1.) The porch is nearly finished, or at least "finished" in the sense that it's nearly ready for the framing inspection. All I really have left is sheathing the side walls, which I could probably do tonight if I were to get off my ass. Actually it would mean trading the bike time for some after-dark bike time. If I can pull it off I might be able to watch CSI on the bike, which would fulfill my sense of guilt appeasement.
2.) The weather is getting colder. It's pushing the limits of what I can do as far as any more work on the house exterior, so this weekend is likely to be the last push for the exterior stuff. I need to do some further flashing and get the exterior insulation up.
3.) The Haunt Crawl seems to be pretty dead. I was gonna try to manage this Friday night, but my heart really isn't in it this year. I might swing out to the Fright Farm, but I'm not feeling like going alone out to TOT or Valleyscare.
4.) I am actually dating again, consistently with the same woman for more than three dates. And I've forgotten how to date. It would be funny if it weren't true, but I'm feeling at a total loss for what to do. I can fix almost anything mechanical or electrical, but I am a total moron when it comes to romanticity. More distinctly, I am feeling devoid of anything interesting to talk about-- it's all home repair, work, health and exercise... and that's pretty much it. When in the Farookin' Prairie Dog did I become so damn boring?

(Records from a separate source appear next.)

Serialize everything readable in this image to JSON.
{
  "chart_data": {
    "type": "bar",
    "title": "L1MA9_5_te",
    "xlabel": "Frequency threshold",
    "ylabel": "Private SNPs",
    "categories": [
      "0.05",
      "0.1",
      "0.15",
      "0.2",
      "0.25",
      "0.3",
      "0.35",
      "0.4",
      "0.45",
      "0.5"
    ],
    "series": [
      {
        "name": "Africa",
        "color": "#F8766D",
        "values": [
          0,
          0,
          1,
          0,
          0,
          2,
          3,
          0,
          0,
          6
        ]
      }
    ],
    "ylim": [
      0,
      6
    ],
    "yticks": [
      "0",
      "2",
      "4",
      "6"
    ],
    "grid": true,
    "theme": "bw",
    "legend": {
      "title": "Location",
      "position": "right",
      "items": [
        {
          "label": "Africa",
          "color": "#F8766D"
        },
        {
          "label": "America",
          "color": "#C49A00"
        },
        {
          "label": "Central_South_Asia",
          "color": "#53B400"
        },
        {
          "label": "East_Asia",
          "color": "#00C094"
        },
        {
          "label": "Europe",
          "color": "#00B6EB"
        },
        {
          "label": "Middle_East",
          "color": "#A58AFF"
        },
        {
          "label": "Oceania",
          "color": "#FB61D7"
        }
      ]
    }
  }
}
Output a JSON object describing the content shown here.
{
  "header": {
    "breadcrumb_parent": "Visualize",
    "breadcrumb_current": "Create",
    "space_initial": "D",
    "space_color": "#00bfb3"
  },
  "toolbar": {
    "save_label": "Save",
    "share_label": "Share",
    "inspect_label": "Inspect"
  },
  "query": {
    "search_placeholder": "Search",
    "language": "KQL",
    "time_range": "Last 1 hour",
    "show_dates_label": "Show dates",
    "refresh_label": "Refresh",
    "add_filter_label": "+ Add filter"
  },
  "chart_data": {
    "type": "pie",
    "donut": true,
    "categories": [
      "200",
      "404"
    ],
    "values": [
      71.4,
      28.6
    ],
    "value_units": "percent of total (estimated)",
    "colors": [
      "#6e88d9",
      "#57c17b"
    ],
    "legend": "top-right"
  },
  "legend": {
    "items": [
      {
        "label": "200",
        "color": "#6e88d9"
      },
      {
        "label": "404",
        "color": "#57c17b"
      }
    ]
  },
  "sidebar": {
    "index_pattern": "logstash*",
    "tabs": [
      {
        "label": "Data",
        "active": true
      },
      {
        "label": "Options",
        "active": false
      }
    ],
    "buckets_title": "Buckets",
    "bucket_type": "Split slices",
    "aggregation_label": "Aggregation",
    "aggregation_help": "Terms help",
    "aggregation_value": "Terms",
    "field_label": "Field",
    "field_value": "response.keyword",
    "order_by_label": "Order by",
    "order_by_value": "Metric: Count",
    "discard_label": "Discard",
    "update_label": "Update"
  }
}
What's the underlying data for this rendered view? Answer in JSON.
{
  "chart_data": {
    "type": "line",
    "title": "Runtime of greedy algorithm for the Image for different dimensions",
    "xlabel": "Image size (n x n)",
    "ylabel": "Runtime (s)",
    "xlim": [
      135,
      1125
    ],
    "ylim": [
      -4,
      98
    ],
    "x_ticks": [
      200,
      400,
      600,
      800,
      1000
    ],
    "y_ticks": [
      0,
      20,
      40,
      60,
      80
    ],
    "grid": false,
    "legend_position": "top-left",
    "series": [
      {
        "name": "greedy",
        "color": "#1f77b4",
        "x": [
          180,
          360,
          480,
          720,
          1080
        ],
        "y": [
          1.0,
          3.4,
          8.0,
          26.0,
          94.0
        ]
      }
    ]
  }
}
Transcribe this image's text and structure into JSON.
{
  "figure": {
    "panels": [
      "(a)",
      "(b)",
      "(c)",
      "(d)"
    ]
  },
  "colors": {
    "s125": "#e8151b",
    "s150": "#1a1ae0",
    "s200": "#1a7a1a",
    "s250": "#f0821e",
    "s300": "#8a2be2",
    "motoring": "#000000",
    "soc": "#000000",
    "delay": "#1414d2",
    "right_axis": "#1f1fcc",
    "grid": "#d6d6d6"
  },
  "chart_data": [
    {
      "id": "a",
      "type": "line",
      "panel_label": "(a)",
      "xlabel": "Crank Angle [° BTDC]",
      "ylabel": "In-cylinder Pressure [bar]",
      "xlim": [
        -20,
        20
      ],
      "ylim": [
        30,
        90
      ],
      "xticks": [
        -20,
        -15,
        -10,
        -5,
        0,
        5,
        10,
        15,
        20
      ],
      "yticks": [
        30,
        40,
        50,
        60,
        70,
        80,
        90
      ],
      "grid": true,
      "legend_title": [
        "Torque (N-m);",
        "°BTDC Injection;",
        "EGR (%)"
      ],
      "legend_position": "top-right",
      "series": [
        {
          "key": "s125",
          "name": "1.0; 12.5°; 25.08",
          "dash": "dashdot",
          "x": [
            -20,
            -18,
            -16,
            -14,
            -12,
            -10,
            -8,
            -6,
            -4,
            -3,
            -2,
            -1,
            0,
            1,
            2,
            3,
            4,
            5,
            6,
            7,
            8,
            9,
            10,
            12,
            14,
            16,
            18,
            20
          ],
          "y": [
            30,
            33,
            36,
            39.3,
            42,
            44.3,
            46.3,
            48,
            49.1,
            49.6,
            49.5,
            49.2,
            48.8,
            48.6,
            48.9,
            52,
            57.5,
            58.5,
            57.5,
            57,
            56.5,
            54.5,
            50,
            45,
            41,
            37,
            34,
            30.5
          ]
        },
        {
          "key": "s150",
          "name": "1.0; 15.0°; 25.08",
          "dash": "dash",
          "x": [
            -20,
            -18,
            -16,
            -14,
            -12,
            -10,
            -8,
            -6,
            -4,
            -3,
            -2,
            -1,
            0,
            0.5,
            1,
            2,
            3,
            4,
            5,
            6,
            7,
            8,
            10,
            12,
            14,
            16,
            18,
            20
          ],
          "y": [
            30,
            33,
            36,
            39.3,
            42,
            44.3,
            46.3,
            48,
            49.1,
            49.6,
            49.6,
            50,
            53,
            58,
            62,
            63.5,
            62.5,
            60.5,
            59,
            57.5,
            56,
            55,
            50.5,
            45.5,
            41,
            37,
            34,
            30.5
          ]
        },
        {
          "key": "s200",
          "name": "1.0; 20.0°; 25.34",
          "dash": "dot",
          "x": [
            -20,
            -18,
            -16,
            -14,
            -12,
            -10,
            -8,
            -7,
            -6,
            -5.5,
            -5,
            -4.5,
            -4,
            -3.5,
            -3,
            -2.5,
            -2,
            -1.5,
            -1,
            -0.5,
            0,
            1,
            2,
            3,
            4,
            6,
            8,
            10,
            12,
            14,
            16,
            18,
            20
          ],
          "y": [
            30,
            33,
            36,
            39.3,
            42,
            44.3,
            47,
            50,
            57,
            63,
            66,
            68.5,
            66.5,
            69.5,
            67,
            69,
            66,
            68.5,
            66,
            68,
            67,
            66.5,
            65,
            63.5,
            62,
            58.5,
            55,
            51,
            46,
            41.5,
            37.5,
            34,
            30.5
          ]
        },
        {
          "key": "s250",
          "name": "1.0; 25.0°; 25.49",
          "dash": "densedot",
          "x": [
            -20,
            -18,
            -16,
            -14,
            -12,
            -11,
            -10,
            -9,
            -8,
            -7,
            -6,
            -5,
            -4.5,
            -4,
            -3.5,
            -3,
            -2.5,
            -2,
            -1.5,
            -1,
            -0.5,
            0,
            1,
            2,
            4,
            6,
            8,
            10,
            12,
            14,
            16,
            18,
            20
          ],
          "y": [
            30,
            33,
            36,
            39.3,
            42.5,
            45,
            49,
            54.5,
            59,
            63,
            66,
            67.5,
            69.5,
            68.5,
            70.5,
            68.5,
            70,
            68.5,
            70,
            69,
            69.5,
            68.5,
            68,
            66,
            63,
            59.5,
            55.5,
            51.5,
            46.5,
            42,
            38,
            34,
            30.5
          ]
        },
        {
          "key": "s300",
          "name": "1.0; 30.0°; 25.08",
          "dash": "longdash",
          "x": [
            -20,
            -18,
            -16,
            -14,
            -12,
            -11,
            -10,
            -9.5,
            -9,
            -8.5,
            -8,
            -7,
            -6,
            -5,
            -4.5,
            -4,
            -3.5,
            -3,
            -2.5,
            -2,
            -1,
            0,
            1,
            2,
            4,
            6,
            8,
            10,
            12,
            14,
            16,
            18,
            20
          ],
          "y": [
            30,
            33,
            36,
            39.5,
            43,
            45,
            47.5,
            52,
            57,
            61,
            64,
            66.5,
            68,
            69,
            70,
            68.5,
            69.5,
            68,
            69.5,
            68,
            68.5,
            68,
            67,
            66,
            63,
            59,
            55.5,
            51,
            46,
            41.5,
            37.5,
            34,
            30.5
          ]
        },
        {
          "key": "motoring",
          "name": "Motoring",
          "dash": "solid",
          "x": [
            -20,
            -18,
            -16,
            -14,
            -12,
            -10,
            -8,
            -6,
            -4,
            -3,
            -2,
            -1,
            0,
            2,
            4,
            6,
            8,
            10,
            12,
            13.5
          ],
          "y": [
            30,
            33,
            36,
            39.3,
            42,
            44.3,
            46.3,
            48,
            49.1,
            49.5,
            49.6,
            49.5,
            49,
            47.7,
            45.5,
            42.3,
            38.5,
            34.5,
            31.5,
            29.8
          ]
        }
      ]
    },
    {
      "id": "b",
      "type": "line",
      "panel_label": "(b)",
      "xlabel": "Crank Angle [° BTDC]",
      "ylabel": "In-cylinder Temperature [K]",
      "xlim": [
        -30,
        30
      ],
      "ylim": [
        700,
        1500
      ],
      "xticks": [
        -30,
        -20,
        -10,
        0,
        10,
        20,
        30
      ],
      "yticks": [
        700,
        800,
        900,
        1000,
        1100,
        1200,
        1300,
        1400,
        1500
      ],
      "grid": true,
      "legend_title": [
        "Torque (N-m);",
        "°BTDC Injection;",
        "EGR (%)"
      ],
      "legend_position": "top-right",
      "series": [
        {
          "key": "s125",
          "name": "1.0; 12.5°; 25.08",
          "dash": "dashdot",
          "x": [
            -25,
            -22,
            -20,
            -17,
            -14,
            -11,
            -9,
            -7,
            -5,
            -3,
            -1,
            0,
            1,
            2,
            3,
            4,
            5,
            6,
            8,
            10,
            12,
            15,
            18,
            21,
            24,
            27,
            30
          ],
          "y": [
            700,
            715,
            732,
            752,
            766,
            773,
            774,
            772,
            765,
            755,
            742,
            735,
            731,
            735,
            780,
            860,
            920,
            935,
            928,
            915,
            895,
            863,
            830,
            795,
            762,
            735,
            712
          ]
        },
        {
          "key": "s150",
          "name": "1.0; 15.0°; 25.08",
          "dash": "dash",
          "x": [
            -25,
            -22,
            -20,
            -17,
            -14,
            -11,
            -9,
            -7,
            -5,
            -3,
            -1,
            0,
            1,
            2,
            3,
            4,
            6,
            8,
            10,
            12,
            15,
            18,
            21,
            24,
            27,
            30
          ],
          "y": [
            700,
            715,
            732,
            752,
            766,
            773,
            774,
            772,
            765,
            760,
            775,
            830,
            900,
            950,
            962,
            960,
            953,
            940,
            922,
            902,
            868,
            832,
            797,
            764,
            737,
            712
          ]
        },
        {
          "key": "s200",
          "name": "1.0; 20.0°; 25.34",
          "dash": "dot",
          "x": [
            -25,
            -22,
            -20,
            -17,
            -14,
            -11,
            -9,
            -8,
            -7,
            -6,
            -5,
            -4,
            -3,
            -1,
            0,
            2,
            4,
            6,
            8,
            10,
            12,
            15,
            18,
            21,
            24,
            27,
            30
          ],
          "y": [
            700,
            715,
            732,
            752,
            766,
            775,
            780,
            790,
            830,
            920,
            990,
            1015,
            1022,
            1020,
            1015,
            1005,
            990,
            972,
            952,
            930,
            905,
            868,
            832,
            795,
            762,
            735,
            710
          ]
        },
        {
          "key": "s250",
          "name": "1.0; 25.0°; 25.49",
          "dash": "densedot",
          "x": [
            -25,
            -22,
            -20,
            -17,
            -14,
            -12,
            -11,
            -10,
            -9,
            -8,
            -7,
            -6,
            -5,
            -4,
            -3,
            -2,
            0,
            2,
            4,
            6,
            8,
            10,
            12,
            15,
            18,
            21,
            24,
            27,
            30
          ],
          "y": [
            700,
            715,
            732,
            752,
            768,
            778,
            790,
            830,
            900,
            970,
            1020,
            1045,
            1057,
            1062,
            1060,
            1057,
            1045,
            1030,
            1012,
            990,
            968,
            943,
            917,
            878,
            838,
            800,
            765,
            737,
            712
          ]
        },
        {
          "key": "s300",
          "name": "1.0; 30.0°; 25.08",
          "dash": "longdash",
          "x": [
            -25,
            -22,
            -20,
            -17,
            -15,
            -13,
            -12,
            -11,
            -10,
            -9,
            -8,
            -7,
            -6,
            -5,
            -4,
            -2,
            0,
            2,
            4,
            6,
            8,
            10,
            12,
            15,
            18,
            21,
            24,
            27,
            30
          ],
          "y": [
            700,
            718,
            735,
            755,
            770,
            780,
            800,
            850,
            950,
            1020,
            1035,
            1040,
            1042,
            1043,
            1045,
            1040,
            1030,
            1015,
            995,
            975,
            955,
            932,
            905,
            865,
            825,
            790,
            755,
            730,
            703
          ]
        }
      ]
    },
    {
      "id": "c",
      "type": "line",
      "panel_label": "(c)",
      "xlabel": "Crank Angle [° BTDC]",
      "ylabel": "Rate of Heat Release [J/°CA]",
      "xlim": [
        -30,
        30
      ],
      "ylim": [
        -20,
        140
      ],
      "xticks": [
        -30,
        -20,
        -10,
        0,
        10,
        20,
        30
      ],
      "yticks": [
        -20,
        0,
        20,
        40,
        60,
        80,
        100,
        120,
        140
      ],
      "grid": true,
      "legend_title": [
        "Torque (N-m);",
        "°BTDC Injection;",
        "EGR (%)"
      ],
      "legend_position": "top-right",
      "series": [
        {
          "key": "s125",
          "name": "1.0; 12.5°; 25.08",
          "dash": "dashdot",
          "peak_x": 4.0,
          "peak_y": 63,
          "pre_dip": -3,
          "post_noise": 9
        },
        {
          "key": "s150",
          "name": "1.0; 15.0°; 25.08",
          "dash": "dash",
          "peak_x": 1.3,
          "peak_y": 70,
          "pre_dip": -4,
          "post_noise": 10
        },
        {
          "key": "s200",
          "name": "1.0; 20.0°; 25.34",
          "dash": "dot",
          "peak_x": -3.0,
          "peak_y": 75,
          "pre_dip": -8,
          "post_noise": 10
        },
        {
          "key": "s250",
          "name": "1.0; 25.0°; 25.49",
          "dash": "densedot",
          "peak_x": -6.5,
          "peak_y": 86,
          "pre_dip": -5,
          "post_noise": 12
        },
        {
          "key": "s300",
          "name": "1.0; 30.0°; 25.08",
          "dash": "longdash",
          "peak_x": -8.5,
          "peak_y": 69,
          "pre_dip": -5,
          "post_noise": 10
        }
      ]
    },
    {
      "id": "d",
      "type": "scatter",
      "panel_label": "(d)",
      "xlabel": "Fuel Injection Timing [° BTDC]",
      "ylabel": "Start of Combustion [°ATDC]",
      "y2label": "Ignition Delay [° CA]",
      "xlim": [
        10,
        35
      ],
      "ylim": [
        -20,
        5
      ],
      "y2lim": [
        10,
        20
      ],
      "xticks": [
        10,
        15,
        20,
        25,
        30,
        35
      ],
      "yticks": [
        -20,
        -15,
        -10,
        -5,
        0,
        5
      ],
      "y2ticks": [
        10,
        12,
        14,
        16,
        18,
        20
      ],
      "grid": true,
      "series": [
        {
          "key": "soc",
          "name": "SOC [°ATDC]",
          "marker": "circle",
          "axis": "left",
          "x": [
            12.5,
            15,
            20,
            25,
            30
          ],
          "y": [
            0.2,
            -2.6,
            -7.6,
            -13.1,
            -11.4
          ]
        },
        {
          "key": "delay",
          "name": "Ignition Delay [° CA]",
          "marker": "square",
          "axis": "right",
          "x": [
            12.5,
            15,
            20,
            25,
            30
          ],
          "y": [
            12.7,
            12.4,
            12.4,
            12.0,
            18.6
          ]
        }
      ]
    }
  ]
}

5.) Social life is still pretty much nonex. That's probably contributory to the above.
6.) Creative outlets are currently shut down. That's definitely contributory. I know it's building up-- I already have artworks in mind to be working on. I'm holding off until I have a clean space to do them, and that means getting off my ass and cleaning.
7.) Barb is in moving-out mode. She's doing serious apartment searching in KCMO this weekend, which promises to be a bit of an adventure. In the psychic sense, she's in a serious fluxxor-- this is probably the biggest self-directed change in her life, and she's stressed and a little scared about the whole thing. That vibe is definitely carrying over into the general household. I am not doing anything to appease or alleviate the fear and trepidation, it is not my place to provide solace anymore, and more importantly, it is a part of the whole experience that she needs to have.
8.) Winter cometh. I have yet to do any winterization of the house, and I still have AC units in a couple of windows that could probably come out without a whole lot of fear of 90-plus degree weather coming. The studio unit isn't much of an issue-- that can come out without a lot of fuss. The bedroom unit is a bit more involved as the computer system is currently ensconced rather firmly in front of it, and it will take some doing-- or rather some undoing and re-doing-- to get it the hell outta there. And really, it's pretty much a full load-out of the bedroom to do it the right way and get rid of the temporary work tables that are such a part of the existence of my life right now.
Overall, it's a phase change. I suppose I should embrace it, but holy cow nuts, I really want some stable downtime.